When enabling BLE on nrf52840, we are using specific API to access flash erase and write commands. All is working fine 99% of the time in term of read / write / erase into flash when BLE softdevice is enabled but however in some rare cases, I can see that sd_flash_write function writes zero values in flash instead of expected buffer data and I can't understand the reason ...

Is it a known problem ? Do we need to take care about something special when reading back to memory after write operation in sd_flash_write ?

We are using softdevice S140 6.1.1 version

  • Hi,

    I have not found any reports of sd_flash_write not successfully writing all data. Also, erased flash is all '1's, so all '0' means something was written. Did you ensure that the target page was erased in the first place (which would make all bits '1')? Also, do you make sure to not touch the source buffer before the write has completed? Perhaps you can share your code?

  • Hi,

    Yes the sector has been erased, I was able to check it by reading back data after and before the area where data was supposed to be written. Right after the erroneous 0s, we have FFFFFFs and before we have correct data from previous correct write operation.

    I also verified that source buffer was not 0 right after the use of sd_flash_write.

    However what are the expected timing to make sure sd_flash_write will effectively perform the write ? Is there a potential delay to take into account ?

  • Hi,

    embGangsta said:
    However what are the expected timing to make sure sd_flash_write will effectively perform the write ? Is there a potential delay to take into account ?
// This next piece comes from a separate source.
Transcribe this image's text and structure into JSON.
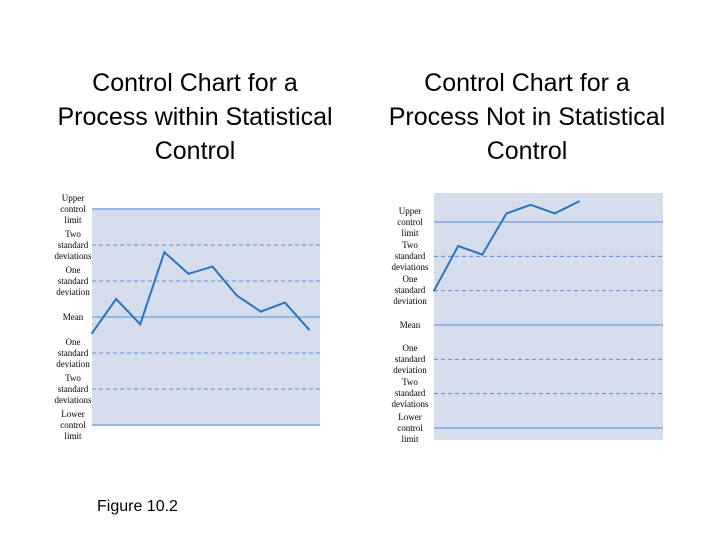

    Yes, there is a  delay, and it is not easily predicted. The key point here is that sd_flash_write() is asynchronous. It will return immediately, and the SoftDevice will schedule the flash write when it fits with other activities (typically in between BLE events). Therefor the source buffer must remain intact until you get a NRF_EVT_FLASH_OPERATION_SUCCESS or NRF_EVT_FLASH_OPERATION_ERROR.
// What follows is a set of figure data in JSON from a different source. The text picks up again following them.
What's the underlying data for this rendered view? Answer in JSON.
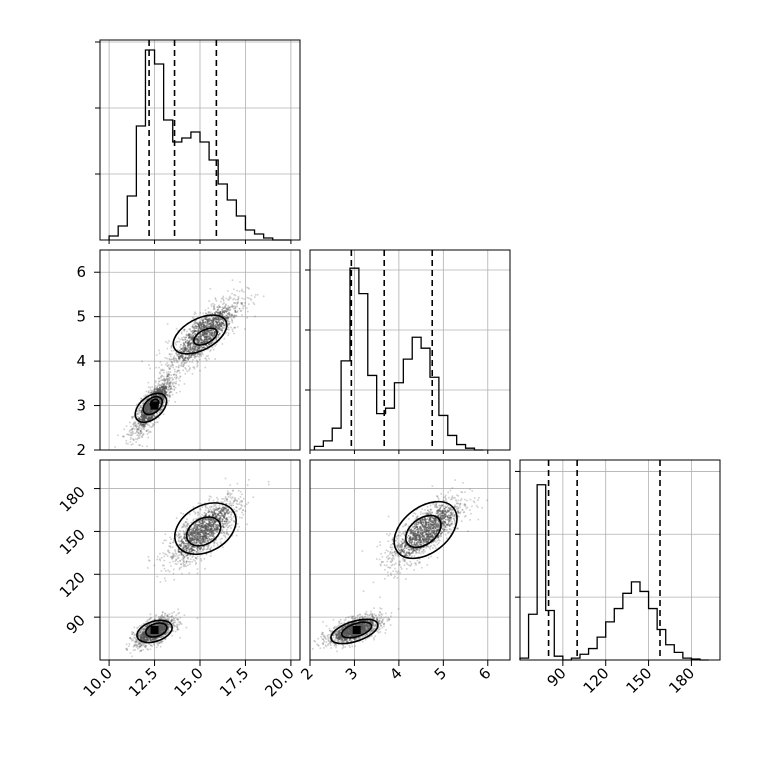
{
  "chart_data": {
    "type": "corner",
    "parameters": [
      {
        "id": "p1",
        "range": [
          9.5,
          20.5
        ],
        "ticks": [
          "10.0",
          "12.5",
          "15.0",
          "17.5",
          "20.0"
        ],
        "tick_values": [
          10,
          12.5,
          15,
          17.5,
          20
        ]
      },
      {
        "id": "p2",
        "range": [
          2,
          6.5
        ],
        "ticks": [
          "2",
          "3",
          "4",
          "5",
          "6"
        ],
        "tick_values": [
          2,
          3,
          4,
          5,
          6
        ]
      },
      {
        "id": "p3",
        "range": [
          60,
          200
        ],
        "ticks": [
          "90",
          "120",
          "150",
          "180"
        ],
        "tick_values": [
          90,
          120,
          150,
          180
        ]
      }
    ],
    "histograms": [
      {
        "param": "p1",
        "bin_edges": [
          10,
          10.5,
          11,
          11.5,
          12,
          12.5,
          13,
          13.5,
          14,
          14.5,
          15,
          15.5,
          16,
          16.5,
          17,
          17.5,
          18,
          18.5,
          19,
          19.5,
          20
        ],
        "counts": [
          0.02,
          0.07,
          0.22,
          0.57,
          0.95,
          0.88,
          0.6,
          0.49,
          0.51,
          0.54,
          0.49,
          0.4,
          0.28,
          0.2,
          0.12,
          0.05,
          0.03,
          0.01,
          0,
          0
        ],
        "ymax": 1.0,
        "quantiles": [
          12.2,
          13.6,
          15.9
        ]
      },
      {
        "param": "p2",
        "bin_edges": [
          2.1,
          2.3,
          2.5,
          2.7,
          2.9,
          3.1,
          3.3,
          3.5,
          3.7,
          3.9,
          4.1,
          4.3,
          4.5,
          4.7,
          4.9,
          5.1,
          5.3,
          5.5,
          5.7,
          5.9
        ],
        "counts": [
          0.02,
          0.05,
          0.12,
          0.49,
          1.0,
          0.86,
          0.41,
          0.2,
          0.23,
          0.37,
          0.5,
          0.62,
          0.56,
          0.4,
          0.19,
          0.08,
          0.03,
          0.01,
          0
        ],
        "ymax": 1.1,
        "quantiles": [
          2.93,
          3.67,
          4.75
        ]
      },
      {
        "param": "p3",
        "bin_edges": [
          60,
          66,
          72,
          78,
          84,
          90,
          96,
          102,
          108,
          114,
          120,
          126,
          132,
          138,
          144,
          150,
          156,
          162,
          168,
          174,
          180,
          186,
          192
        ],
        "counts": [
          0.01,
          0.24,
          0.92,
          0.26,
          0.02,
          0,
          0.01,
          0.03,
          0.06,
          0.12,
          0.2,
          0.27,
          0.35,
          0.41,
          0.36,
          0.27,
          0.16,
          0.08,
          0.04,
          0.01,
          0.005,
          0,
          0
        ],
        "ymax": 1.05,
        "quantiles": [
          80,
          100,
          158
        ]
      }
    ],
    "hist_y_ticks": [
      0.33,
      0.66,
      0.99
    ],
    "scatter_panels": [
      {
        "x": "p1",
        "y": "p2",
        "components": [
          {
            "mx": 12.4,
            "my": 3.0,
            "sx": 0.55,
            "sy": 0.32,
            "rho": 0.8,
            "weight": 0.5
          },
          {
            "mx": 15.2,
            "my": 4.6,
            "sx": 1.0,
            "sy": 0.42,
            "rho": 0.8,
            "weight": 0.5
          }
        ],
        "contours": [
          {
            "cx": 12.3,
            "cy": 2.95,
            "rx": 1.0,
            "ry": 0.25,
            "angle": -40
          },
          {
            "cx": 12.4,
            "cy": 3.0,
            "rx": 0.6,
            "ry": 0.16,
            "angle": -40
          },
          {
            "cx": 12.5,
            "cy": 3.05,
            "rx": 0.25,
            "ry": 0.08,
            "angle": -40
          },
          {
            "cx": 15.0,
            "cy": 4.6,
            "rx": 1.6,
            "ry": 0.35,
            "angle": -28
          },
          {
            "cx": 15.3,
            "cy": 4.55,
            "rx": 0.7,
            "ry": 0.15,
            "angle": -28
          }
        ],
        "peak": {
          "x": 12.5,
          "y": 3.0
        }
      },
      {
        "x": "p1",
        "y": "p3",
        "components": [
          {
            "mx": 12.5,
            "my": 80,
            "sx": 0.55,
            "sy": 5,
            "rho": 0.6,
            "weight": 0.5
          },
          {
            "mx": 15.2,
            "my": 150,
            "sx": 1.0,
            "sy": 12,
            "rho": 0.75,
            "weight": 0.5
          }
        ],
        "contours": [
          {
            "cx": 12.5,
            "cy": 80,
            "rx": 1.0,
            "ry": 7,
            "angle": -18
          },
          {
            "cx": 12.6,
            "cy": 81,
            "rx": 0.6,
            "ry": 4.5,
            "angle": -18
          },
          {
            "cx": 15.3,
            "cy": 152,
            "rx": 1.8,
            "ry": 16,
            "angle": -30
          },
          {
            "cx": 15.2,
            "cy": 150,
            "rx": 1.0,
            "ry": 9,
            "angle": -30
          }
        ],
        "peak": {
          "x": 12.5,
          "y": 81
        }
      },
      {
        "x": "p2",
        "y": "p3",
        "components": [
          {
            "mx": 3.0,
            "my": 81,
            "sx": 0.3,
            "sy": 5,
            "rho": 0.6,
            "weight": 0.5
          },
          {
            "mx": 4.6,
            "my": 150,
            "sx": 0.42,
            "sy": 12,
            "rho": 0.75,
            "weight": 0.5
          }
        ],
        "contours": [
          {
            "cx": 3.0,
            "cy": 80,
            "rx": 0.55,
            "ry": 7,
            "angle": -18
          },
          {
            "cx": 3.05,
            "cy": 81,
            "rx": 0.35,
            "ry": 4.5,
            "angle": -18
          },
          {
            "cx": 4.6,
            "cy": 151,
            "rx": 0.8,
            "ry": 16,
            "angle": -38
          },
          {
            "cx": 4.55,
            "cy": 150,
            "rx": 0.45,
            "ry": 9,
            "angle": -38
          }
        ],
        "peak": {
          "x": 3.05,
          "y": 81
        }
      }
    ],
    "grid": true,
    "colors": {
      "line": "#000000",
      "grid": "#b0b0b0",
      "points": "#555555"
    }
  }
}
  • Thanks for confirmation. Indeed our driver is correctly design as per this requirement, but in my case I have maybe buffered too much that now need to be written for too long time and then buffer is updated before buffer is completely written to flash.

    I am receiving data regularly from a caracteristic and I write this data in flash for firmware update purpose. The data occurs by packets of max 20 bytes (MTU size) but timings are never really "fixed". We have however an average of 1kbytes/s for datarate. I am buffering data in order to do less calls to sd_flash_write. I designed a sort of "ping pong" write scenario so that A is written to flash when B is fed with new data, but in my case it seems some write occurs too late or one of A/B part is filled too quickly ....

    I did buffering to perform 32bit data grouping because writes in flash are made on word size multiple.

    Now I certainly need to make a tradeoff with the size of buffering so that writes will be done in time.

    For information my A / B  buffers are 240bytes each, I must probably have to reduce this size.

  • Hi,

    I see. The key is that it is your responsibility to ensure that the buffer remains intact until the FDS operation has completed. Exactly how you do that is up to you. If it is difficult to do this elegantly, then you can simply use a dedicated buffer for flash writes that you copy your data to, and then use that for writing to flash, and ensure you never write to it again until the last flash operation has completed.